The CA has been working with their auditor to get an appropriate audit 
statement that covers all of the intermediate certs chaining up to this root.

> 
> 2) The new root certificate has the same exact full distinguished name as the 
> old root certificate. I think this is OK.
> 
> The CA tested this with Firefox, and provided their test results:
> https://bugzilla.mozilla.org/attachment.cgi?id=8818360
>

The new root cert having the same DN as the old root cert appears to work
from a technical standpoint (i.e. mozilla::pkix will find the right path if all 
necessary certificates are present).
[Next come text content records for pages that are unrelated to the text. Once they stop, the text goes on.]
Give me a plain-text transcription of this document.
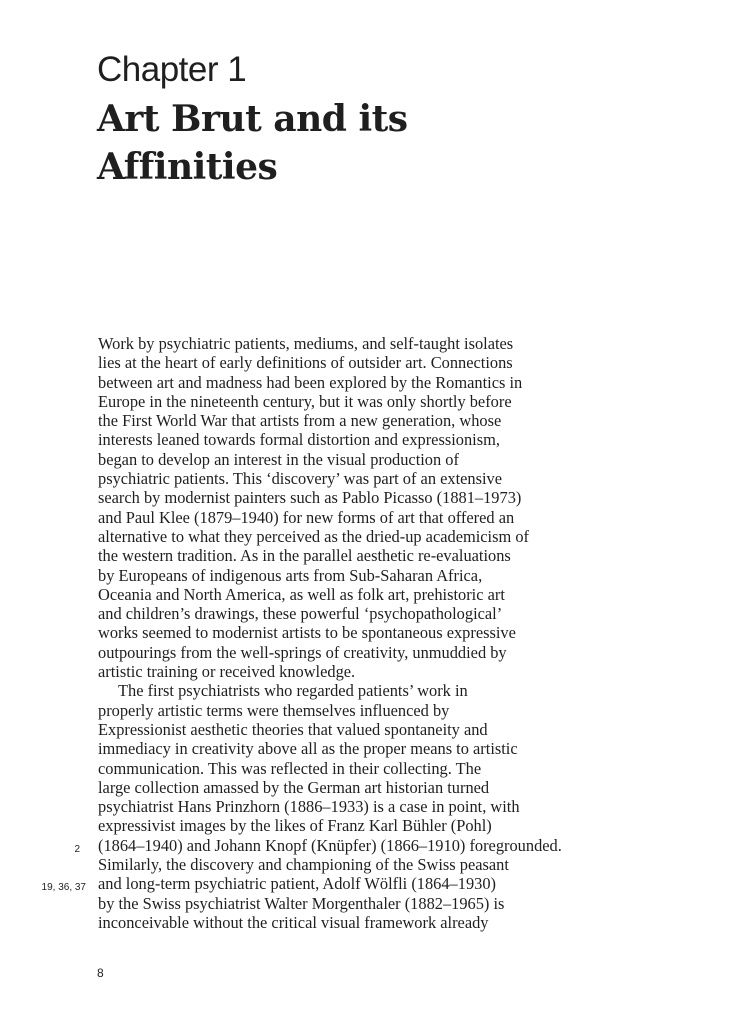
Chapter 1
Art Brut and its
Affinities
Work by psychiatric patients, mediums, and self-taught isolates
lies at the heart of early definitions of outsider art. Connections
between art and madness had been explored by the Romantics in
Europe in the nineteenth century, but it was only shortly before
the First World War that artists from a new generation, whose
interests leaned towards formal distortion and expressionism,
began to develop an interest in the visual production of
psychiatric patients. This ‘discovery’ was part of an extensive
search by modernist painters such as Pablo Picasso (1881–1973)
and Paul Klee (1879–1940) for new forms of art that offered an
alternative to what they perceived as the dried-up academicism of
the western tradition. As in the parallel aesthetic re-evaluations
by Europeans of indigenous arts from Sub-Saharan Africa,
Oceania and North America, as well as folk art, prehistoric art
and children’s drawings, these powerful ‘psychopathological’
works seemed to modernist artists to be spontaneous expressive
outpourings from the well-springs of creativity, unmuddied by
artistic training or received knowledge.
The first psychiatrists who regarded patients’ work in
properly artistic terms were themselves influenced by
Expressionist aesthetic theories that valued spontaneity and
immediacy in creativity above all as the proper means to artistic
communication. This was reflected in their collecting. The
large collection amassed by the German art historian turned
psychiatrist Hans Prinzhorn (1886–1933) is a case in point, with
expressivist images by the likes of Franz Karl Bühler (Pohl)
(1864–1940) and Johann Knopf (Knüpfer) (1866–1910) foregrounded.
Similarly, the discovery and championing of the Swiss peasant
and long-term psychiatric patient, Adolf Wölfli (1864–1930)
by the Swiss psychiatrist Walter Morgenthaler (1882–1965) is
inconceivable without the critical visual framework already
2
19, 36, 37
8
However, the duplicate names have already 
caused unnecessary confusion: 
https://bugzilla.mozilla.org/show_bug.cgi?id=1304264

This "new" root certificate was created in 2012, is included in Microsoft's 
program, and has several active intermediate certs. So it might not be 
reasonable to ask the CA to generate a new root certificate at this point in 
time. However, I urge the CA to take note, and not repeat this with the next 
generation of their root certificate.